Prima dell’ingresso dell’Isis in città, nel giugno 2014, a Mosul vivevano tre milioni di persone. La composizione demografica era estremamente ricca: la maggioranza di arabi sunniti viveva accanto a sciiti, turcomanni, cristiani, curdi, yazidi, shabak, ebrei. Oggi restano 700 mila persone, forse un milione. Chi è fuggito lo ha fatto per sottrarsi alle persecuzioni. A cristiani, ebrei e sciiti gli islamisti lasciavano poche alternative: conversione forzata, pagamento di una “tassa” di protezione e confisca dei beni, oppure la morte. Gli yazidi sono stati massacrati.
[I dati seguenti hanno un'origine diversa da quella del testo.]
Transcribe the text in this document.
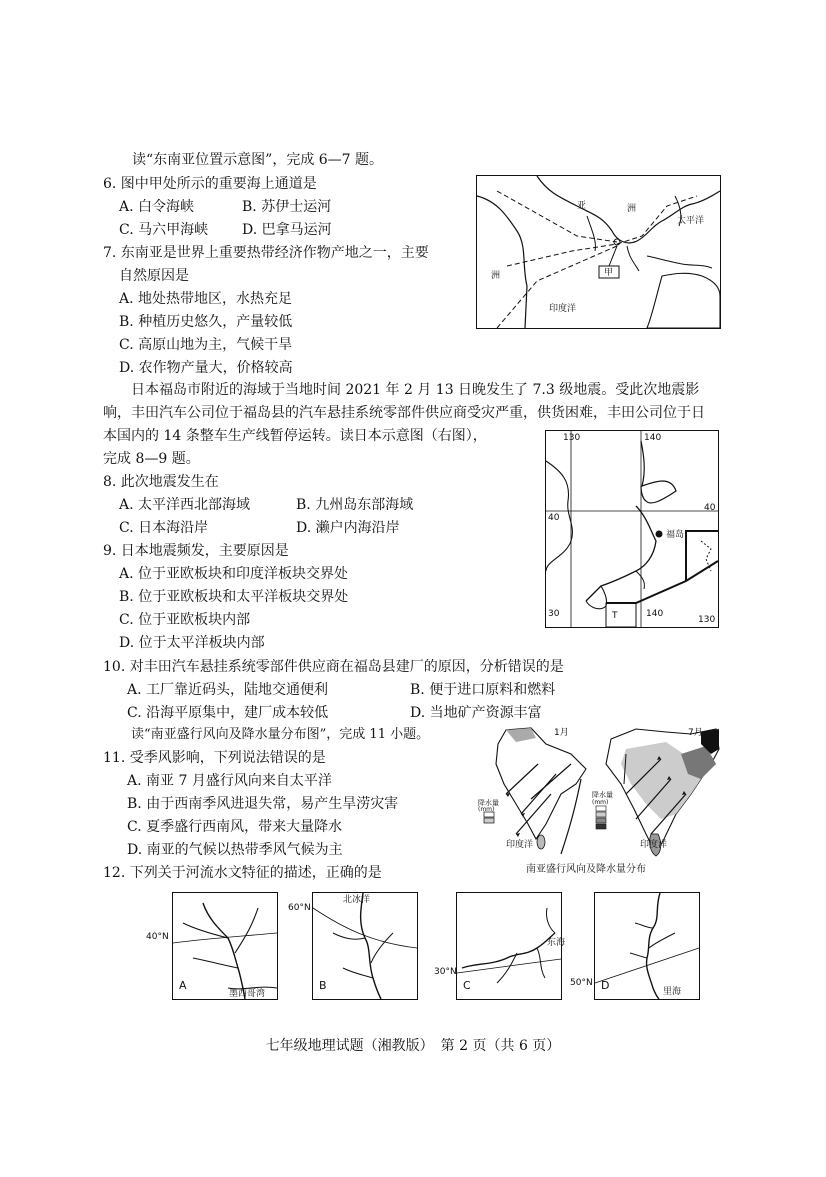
读“东南亚位置示意图”，完成 6—7 题。
6. 图中甲处所示的重要海上通道是
A. 白令海峡	B. 苏伊士运河
C. 马六甲海峡 D. 巴拿马运河
7. 东南亚是世界上重要热带经济作物产地之一，主要
自然原因是
A. 地处热带地区，水热充足
B. 种植历史悠久，产量较低
C. 高原山地为主，气候干旱
D. 农作物产量大，价格较高
亚	洲
太平洋
甲
洲
印度洋
日本福岛市附近的海域于当地时间 2021 年 2 月 13 日晚发生了 7.3 级地震。受此次地震影
响，丰田汽车公司位于福岛县的汽车悬挂系统零部件供应商受灾严重，供货困难，丰田公司位于日
本国内的 14 条整车生产线暂停运转。读日本示意图（右图），
完成 8—9 题。
8. 此次地震发生在
A. 太平洋西北部海域	B. 九州岛东部海域
C. 日本海沿岸	D. 濑户内海沿岸
9. 日本地震频发，主要原因是
A. 位于亚欧板块和印度洋板块交界处
B. 位于亚欧板块和太平洋板块交界处
C. 位于亚欧板块内部
D. 位于太平洋板块内部
130	140
40
40
福岛
30	140
130
T
10. 对丰田汽车悬挂系统零部件供应商在福岛县建厂的原因，分析错误的是
A. 工厂靠近码头，陆地交通便利	B. 便于进口原料和燃料
C. 沿海平原集中，建厂成本较低	D. 当地矿产资源丰富
读“南亚盛行风向及降水量分布图”，完成 11 小题。
11. 受季风影响，下列说法错误的是
A. 南亚 7 月盛行风向来自太平洋
B. 由于西南季风进退失常，易产生旱涝灾害
C. 夏季盛行西南风，带来大量降水
D. 南亚的气候以热带季风气候为主
1月	7月
降水量
(mm)
降水量
(mm)
印度洋	印度洋
南亚盛行风向及降水量分布
12. 下列关于河流水文特征的描述，正确的是
A
墨西哥湾
40°N
B
北冰洋
60°N
C
东海
30°N
D	里海
50°N
七年级地理试题（湘教版）　第 2 页（共 6 页）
Così è morta una città che da secoli è il centro commerciale di Iraq e Medio Oriente, dove si producevano stoffe e marmi pregiati e da cui partiva l’acqua che attraverso la diga raggiungeva il resto del paese, dove nel 1967 è sorta una delle più rinomate università della regione. A monte una storia millenaria – cominciata seimila anni prima di Cristo – fatta di incontri di popoli e vie commerciali, di etnie e confessioni: il punto di passaggio dalla Persia al Mediterraneo da cui sono transitati assiri, sumeri, greci, mongoli, persiani, ottomani, lungo la più nota e fertile valle del mondo, la Mesopotamia che fioriva tra il Tigri e l’Eufrate.
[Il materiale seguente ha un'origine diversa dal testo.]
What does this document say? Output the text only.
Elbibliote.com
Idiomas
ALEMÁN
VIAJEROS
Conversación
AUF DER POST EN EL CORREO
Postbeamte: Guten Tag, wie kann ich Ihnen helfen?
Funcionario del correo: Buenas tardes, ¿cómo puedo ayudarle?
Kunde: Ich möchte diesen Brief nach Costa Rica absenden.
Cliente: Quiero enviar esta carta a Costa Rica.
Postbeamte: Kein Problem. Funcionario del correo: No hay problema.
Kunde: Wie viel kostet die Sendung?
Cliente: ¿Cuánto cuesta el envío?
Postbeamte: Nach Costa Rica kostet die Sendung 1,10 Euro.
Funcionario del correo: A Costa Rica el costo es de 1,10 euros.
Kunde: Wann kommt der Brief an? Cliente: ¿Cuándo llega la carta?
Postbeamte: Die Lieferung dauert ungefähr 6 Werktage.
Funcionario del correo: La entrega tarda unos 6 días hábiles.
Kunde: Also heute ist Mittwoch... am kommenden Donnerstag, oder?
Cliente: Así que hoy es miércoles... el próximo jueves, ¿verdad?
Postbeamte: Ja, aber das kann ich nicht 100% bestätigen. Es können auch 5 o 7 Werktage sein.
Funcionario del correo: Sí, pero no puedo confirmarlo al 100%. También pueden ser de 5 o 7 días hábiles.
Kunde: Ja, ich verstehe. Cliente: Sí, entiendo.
«Il futuro è un vero mistero, non riesco a trovare una parola migliore per descriverlo. Nessuno è in grado oggi di prevedere cosa accadrà a Mosul». Così Salah al-Nasrawi, giornalista iracheno, collaboratore di Associated Press, Bbc e Al-Ahram, prova a spiegarci le fratture interne alla città: «Sfortunatamente al momento non ci sono piani né strategie per affrontare la questione Mosul dopo la liberazione. Lo si vede nelle altre province sunnite già liberate: a Diyala e Salah-a-din e nelle città dell’Anbar, Ramadi e Fallujah, il governo dopo due anni non ha messo in piedi alcun piano di pacificazione».
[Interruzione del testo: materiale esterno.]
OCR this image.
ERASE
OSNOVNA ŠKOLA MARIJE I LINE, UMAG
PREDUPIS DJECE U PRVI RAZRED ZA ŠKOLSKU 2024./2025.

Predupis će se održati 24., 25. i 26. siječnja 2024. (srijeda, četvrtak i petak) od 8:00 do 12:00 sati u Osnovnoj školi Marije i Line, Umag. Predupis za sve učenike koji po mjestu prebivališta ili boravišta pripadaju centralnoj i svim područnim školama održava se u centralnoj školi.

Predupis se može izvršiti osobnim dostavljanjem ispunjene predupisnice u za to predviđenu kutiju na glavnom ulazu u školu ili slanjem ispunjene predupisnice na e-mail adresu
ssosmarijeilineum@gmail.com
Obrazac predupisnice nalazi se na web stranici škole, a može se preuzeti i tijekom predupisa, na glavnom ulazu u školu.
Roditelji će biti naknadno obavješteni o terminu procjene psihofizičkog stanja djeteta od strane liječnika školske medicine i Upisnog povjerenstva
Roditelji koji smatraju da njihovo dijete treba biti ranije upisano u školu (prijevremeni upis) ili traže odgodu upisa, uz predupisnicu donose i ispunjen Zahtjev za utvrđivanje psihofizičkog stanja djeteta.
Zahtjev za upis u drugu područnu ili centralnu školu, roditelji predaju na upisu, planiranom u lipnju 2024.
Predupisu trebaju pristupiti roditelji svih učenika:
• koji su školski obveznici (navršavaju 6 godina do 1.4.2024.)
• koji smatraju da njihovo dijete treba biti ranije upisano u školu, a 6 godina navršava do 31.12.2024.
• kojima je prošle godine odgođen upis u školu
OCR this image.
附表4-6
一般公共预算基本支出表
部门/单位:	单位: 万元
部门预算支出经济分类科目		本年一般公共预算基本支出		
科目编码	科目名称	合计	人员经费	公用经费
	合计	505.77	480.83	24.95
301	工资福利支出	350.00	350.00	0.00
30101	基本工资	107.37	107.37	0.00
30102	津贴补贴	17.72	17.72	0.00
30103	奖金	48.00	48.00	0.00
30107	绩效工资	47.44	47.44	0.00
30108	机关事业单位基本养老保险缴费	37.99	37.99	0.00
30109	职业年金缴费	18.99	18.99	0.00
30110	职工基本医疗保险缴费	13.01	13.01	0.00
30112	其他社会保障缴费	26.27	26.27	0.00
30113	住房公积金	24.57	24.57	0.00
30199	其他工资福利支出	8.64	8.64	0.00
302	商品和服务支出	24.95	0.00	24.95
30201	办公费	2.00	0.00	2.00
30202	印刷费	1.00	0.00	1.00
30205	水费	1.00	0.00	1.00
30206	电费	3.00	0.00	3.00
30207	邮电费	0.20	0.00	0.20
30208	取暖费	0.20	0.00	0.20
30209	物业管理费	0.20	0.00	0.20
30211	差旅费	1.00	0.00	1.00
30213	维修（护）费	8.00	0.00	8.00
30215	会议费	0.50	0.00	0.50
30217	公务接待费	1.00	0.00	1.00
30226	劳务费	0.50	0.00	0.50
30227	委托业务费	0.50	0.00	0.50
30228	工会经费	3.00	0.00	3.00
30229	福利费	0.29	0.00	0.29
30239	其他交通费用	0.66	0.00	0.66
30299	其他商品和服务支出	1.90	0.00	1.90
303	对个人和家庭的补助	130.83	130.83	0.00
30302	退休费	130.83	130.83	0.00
«Mosul è il più grande centro sunnita e la seconda città dell’Iraq. Richiederà maggiori sforzi – continua al-Nasrawi – e il fallimento nel formulare una strategia è un segno pericoloso». Senza dimenticare poi le aree contese con il Kurdistan iracheno (la ricca Kirkuk e ampie zone della provincia di Ninawa), la presenza delle milizie sciite legate all’Iran a ovest di Mosul e infine gli interessi della Turchia che punta a creare un corridoio a nord che faccia da zona cuscinetto con il proprio territorio, ma anche da strumento di influenza delle faccende interne irachene.

«Quando la guerra contro l’Isis finirà ne comincerà un’altra tra chi intende controllare quella zona strategica: Baghdad, Ankara, Riyadh, Erbil, Teheran. Mosul e la sua popolazione subiranno la nuova destabilizzazione. Non dimentichiamo che nel giugno 2014 parte dei sunniti accolsero l’Isis perché si sentivano marginalizzati e umiliati dal governo centrale sciita. Solo dopo hanno compreso di essere stati usati e come le minoranze hanno subito il pugno dell’Isis».

«Il vero rischio, oggi, è che la composizione demografica di Mosul cambi inevitabilmente, con la fine di un’esperienza di città multietnica e multiconfessionale durata secoli – conclude al-Nasrawi –. Musulmani, cristiani, yazidi, curdi, caldei, turcomanni hanno vissuto fianco a fianco in pace per secoli. Ma ora hanno paura di tornare. Vanno protetti. La città va ricostruita non solo fisicamente ma anche socialmente, per reintegrare le minoranze. Servirà un miracolo per questo. Ma se non accadrà, Mosul avrà perso la sua anima. Resterà una città solo sunnita, senza la ricchezza che l’ha resa tale nei secoli passati, prima dell’Isis».